Josephine Mandamin-Manitoulin Island    This First Nations grandmother who walked around Great Lakes will talk about importance of water.   Every spring since 2003she picks up her copper pail and starts walking, circling the Great Lakes. At every tributary, Mandamin stops and talks directly to the water, offering prayers, tobacco and thanks. Mandamin and a small band of followers will follow the lakes to where their water pours into the Atlantic Ocean. (As proof to her message of the need to protect the water, 25% of male beluga whales in the Gulf of St. Lawrence have cancer).  "The water is sick...and people need to really fight for that water, to love that water."
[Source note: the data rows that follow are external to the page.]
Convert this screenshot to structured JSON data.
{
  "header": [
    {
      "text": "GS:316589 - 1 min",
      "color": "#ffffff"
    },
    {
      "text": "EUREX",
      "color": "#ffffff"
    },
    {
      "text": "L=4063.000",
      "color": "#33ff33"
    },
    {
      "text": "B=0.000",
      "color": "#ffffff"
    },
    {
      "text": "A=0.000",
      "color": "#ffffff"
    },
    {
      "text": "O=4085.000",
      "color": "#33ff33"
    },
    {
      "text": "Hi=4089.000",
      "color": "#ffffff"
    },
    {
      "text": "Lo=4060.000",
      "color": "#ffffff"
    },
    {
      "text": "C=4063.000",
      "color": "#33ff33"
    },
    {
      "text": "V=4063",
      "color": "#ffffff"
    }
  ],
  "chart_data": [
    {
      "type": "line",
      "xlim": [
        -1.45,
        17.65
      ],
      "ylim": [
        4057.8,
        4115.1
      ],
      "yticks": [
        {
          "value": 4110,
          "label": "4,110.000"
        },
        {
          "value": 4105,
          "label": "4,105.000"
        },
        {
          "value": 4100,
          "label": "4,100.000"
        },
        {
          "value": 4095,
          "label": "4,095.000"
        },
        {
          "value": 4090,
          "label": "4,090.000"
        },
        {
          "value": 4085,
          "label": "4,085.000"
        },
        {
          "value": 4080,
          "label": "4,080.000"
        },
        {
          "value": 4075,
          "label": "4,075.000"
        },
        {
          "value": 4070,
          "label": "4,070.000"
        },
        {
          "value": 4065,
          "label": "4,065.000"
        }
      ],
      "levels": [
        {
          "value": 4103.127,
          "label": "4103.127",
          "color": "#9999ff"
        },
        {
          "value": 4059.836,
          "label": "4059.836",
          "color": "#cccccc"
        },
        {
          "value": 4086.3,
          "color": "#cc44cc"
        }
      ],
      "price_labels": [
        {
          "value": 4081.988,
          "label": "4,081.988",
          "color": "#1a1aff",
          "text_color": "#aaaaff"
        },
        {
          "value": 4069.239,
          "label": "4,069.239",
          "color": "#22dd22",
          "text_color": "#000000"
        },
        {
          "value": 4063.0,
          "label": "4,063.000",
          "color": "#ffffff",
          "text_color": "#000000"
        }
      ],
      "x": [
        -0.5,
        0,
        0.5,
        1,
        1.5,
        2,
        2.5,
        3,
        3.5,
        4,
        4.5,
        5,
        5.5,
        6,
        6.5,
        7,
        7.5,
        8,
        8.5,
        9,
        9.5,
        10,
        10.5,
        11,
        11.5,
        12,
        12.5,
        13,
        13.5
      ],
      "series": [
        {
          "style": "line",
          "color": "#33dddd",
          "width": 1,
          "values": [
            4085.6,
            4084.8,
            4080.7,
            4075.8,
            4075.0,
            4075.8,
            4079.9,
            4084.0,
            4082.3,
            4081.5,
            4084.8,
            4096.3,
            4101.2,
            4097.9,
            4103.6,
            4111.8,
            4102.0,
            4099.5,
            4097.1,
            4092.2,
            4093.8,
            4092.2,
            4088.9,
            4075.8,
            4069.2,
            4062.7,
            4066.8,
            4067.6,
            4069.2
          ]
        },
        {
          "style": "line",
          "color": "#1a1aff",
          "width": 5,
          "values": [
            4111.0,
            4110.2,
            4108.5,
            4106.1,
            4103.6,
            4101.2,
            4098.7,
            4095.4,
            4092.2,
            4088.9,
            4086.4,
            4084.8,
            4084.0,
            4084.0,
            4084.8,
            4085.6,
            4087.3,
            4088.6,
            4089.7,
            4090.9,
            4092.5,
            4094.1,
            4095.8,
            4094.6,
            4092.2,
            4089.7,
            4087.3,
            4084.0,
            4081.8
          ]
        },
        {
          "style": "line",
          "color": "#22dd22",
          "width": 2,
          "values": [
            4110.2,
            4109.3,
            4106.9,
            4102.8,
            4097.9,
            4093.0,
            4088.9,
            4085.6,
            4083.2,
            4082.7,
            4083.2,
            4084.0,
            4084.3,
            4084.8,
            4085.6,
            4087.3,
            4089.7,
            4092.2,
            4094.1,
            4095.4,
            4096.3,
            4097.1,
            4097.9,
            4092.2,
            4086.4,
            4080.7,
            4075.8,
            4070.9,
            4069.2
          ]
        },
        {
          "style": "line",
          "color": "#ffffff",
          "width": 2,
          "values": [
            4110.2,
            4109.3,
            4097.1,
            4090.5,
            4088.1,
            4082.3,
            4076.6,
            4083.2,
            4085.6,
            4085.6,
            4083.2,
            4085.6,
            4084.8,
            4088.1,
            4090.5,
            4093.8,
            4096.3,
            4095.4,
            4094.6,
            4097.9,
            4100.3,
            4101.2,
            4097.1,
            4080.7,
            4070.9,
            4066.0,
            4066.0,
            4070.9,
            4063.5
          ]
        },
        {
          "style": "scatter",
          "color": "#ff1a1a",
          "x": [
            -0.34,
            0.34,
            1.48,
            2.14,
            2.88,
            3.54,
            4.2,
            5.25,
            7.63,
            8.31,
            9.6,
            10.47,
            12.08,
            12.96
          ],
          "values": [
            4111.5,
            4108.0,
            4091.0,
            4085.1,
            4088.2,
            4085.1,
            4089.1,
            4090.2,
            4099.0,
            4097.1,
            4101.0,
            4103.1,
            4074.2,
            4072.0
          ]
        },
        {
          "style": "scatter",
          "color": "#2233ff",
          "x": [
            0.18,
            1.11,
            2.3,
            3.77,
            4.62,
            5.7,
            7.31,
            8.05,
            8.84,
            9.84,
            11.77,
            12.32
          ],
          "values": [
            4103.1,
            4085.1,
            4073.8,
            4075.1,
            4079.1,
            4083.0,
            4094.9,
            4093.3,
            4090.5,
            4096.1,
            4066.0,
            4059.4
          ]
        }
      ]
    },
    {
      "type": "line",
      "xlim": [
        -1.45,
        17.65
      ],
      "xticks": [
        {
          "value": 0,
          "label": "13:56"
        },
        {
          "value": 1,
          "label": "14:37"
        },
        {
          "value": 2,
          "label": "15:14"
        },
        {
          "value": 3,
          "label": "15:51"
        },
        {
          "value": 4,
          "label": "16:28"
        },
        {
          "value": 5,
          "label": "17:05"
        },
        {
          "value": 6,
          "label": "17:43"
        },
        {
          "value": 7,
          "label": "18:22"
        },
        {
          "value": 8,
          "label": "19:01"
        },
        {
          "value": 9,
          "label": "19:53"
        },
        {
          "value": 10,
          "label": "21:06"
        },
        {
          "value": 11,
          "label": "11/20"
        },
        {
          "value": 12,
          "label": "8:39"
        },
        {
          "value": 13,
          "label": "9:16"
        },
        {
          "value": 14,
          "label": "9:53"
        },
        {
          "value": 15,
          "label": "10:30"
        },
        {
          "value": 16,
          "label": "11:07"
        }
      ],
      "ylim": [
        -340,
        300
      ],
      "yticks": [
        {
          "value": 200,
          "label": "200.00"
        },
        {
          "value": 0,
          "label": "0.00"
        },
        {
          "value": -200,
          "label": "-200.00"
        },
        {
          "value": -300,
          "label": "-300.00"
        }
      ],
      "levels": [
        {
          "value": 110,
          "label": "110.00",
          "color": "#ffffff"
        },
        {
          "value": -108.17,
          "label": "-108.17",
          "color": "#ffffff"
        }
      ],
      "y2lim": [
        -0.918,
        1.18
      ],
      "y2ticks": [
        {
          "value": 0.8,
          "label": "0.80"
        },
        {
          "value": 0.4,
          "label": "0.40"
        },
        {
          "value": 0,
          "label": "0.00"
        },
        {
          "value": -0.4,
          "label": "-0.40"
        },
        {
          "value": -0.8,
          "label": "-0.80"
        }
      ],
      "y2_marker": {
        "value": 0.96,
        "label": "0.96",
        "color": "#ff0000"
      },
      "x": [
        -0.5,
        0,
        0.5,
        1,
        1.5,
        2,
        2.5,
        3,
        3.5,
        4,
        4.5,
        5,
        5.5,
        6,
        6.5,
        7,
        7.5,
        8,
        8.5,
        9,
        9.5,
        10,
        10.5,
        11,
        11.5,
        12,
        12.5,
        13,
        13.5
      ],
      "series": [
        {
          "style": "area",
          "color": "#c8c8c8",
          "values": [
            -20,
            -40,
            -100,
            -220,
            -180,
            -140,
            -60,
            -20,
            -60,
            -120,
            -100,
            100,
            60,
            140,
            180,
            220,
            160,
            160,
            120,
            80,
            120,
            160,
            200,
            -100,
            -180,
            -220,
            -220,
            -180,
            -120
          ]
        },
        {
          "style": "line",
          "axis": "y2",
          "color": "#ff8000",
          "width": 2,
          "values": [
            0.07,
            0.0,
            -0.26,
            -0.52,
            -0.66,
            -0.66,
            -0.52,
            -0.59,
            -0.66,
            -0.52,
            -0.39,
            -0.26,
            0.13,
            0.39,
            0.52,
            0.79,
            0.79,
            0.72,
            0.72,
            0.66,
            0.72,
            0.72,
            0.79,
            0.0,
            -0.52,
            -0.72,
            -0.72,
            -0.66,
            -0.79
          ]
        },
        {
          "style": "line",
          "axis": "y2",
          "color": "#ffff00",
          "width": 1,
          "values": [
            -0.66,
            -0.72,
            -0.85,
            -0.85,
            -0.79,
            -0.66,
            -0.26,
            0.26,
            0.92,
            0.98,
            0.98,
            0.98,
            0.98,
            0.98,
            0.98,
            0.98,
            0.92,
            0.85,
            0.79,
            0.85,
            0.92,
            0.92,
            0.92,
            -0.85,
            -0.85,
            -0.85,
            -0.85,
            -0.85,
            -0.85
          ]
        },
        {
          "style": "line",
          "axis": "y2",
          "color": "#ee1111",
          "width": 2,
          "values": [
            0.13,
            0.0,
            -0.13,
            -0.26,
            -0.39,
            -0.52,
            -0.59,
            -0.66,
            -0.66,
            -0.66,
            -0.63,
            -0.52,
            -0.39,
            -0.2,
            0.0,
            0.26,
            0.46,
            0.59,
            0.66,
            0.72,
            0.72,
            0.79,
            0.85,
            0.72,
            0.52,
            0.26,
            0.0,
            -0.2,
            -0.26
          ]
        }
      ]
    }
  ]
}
Rabbi Bob Carroll - Israel.  Carroll is an Orthodox Rabbi and student of the Kabbalistic/Mystical tradition of Judaism.  He serves on the board of directors for Interfaith Encounter, based in Jerusalem, which uses religion to build a grassroots movement for peace in the Mideast by seeking common values, re-humanizing "the other", and building a true community of believers who refuse to be each others' enemies.  He is also a lifelong environmental activist who seeks to use earth-consciousness in his work to help bring people together, spending a significant amount of time each year in wilderness areas of the United States  

 Bob Randall - Australia -is a “Tjilpi,” special teaching Uncle and Elder of the Yankuntjatjara Nation and Anangu People. He and his family have been the traditional carers of Uluru, the great monolith in the Central Desert of Australia for many 1000’s of years. He is an international educator, author, documentary film maker and subject, story-song composer and singer, and recipient of numerous humanitarian and peace awards, including Indigenous Person of the Year. As a member of The Stolen Generation, his song, "My Brown Skin Baby (they take 'im away)" brought international attention to the plight of many thousands of half-caste children forcibly removed from their families and places of belonging by Australian government order. “Uncle Bob,” as he is affectionately known, speaks and teaches internationally to all ages on the interconnectedness and oneness of all living and the Anangu "Kanyini" philosophy of living with unconditional love for each other and all life, with responsibility for self.  
Alta Reynolds - South African -is a labour dispute conciliator and arbitrator for the South African Commission for Conciliation, Mediation and Arbitration (the CCMA) as well as several Bargaining Councils.  She was nominated by the Shri Miriammen Temple Society in Durban for the Woman of the Year Award 2003 in the category Promotion of Peace.  
Shakeel Ori is a 3rd Generation South African of Indian Origin.Presently, he is the Director of Co-operative Education at the Durban University of Technology in Durban, South Africa.  Previous positions include Senior Lecturer and Dean (Faculty of Science).Although qualified in the Medical Sciences, he is active in the transformation of tertiary education in post-apartheid South Africa. Serves on several national organizations and is currently the President of the Southern African Society for Co-operative Education and a Director of the World Association for Co-operative Education (WACE).